La metteuse en scène birmane Nandar (en robe à petits pois) espère, avec l’adaptation en birman de la célèbre pièce de théâtre « Les monologues du vagin », normaliser les conversations sur le corps des femmes dans la société birmane. Sai Aung Main/AFP
« Papu, pipi, sapat... » Autant de mots vulgaires pour désigner le vagin qui sont pour la première fois prononcés sur une scène de théâtre en Birmanie, pays bouddhiste où la jeune génération ébranle le conservatisme ambiant. En début de semaine, c’était la première à Rangoun de la célèbre pièce féministe Les monologues du vagin d’Eve Ensler, succès planétaire depuis sa première à New York dans les années 1990. Le fait qu’elle fasse son chemin jusqu’en Birmanie, un pays où être fille-mère et divorcer est mal vu, est une révolution. Les comédiennes birmanes, toutes amatrices, y abordent les thèmes tabous des poils pubiens, du viol ou encore des menstrues.

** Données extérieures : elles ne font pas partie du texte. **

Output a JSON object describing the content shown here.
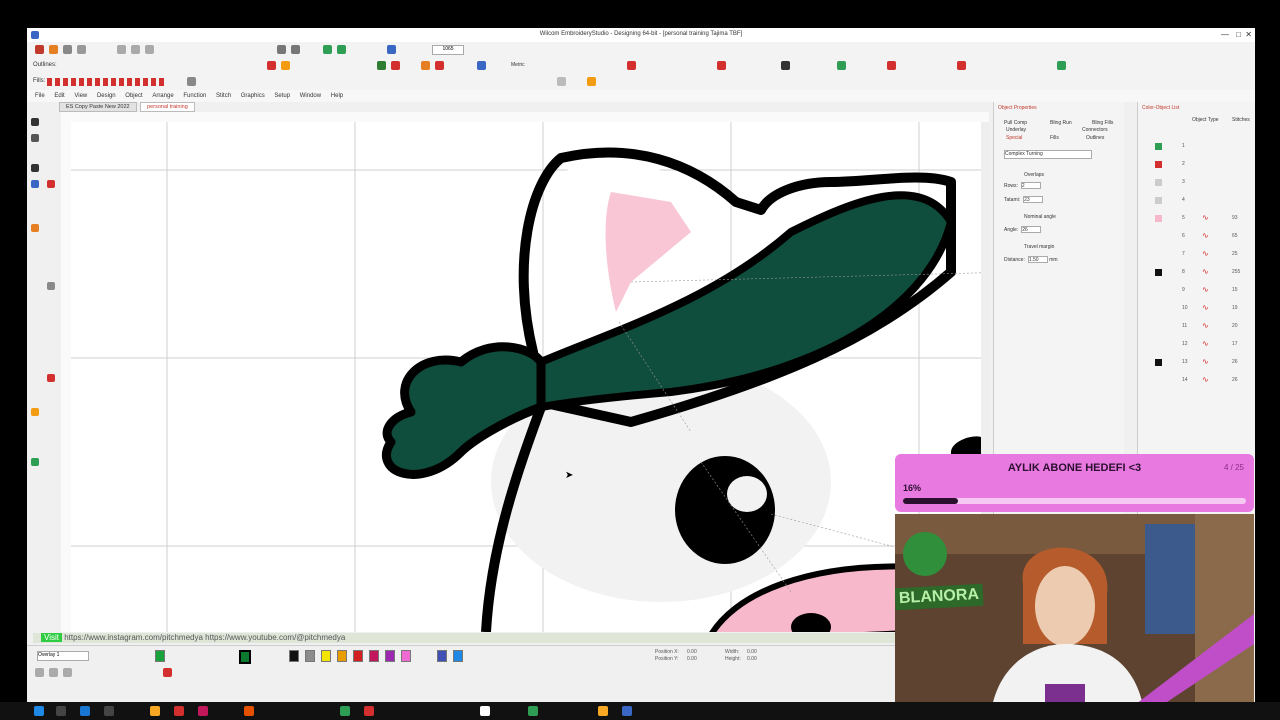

« Je n’ai jamais dit ces mots en public », confie Thu Zar Lwin, la comédienne ouvrant la pièce. « Mais j’ai trouvé en moi une voix qui n’est pas celle d’une femme silencieuse et je veux m’exprimer », explique, après une répétition, cette spécialiste en marketing âgée de 28 ans. « Nous espérons lancer une tendance... que les gens comprennent que ce n’est pas un problème d’en discuter. C’est pour ça que j’ai rejoint la pièce », ajoute-t-elle. La metteuse en scène birmane Nandar espère, avec cette adaptation en birman de la pièce Les monologues du vagin, « normaliser les conversations sur le corps des femmes » dans la société birmane. « Même si nous n’avons pas encore atteint le stade où le féminisme est accepté en Birmanie, les gens sont prêts à parler du féminisme. Les gens sont prêts à ce que des questions soient posées. C’est un progrès pour nous », se félicite-t-elle. Depuis le début de la semaine donc, la pièce de théâtre est jouée dans une galerie d’art de Rangoun, puis des représentations auront lieu à l’Institut français de la capitale économique birmane.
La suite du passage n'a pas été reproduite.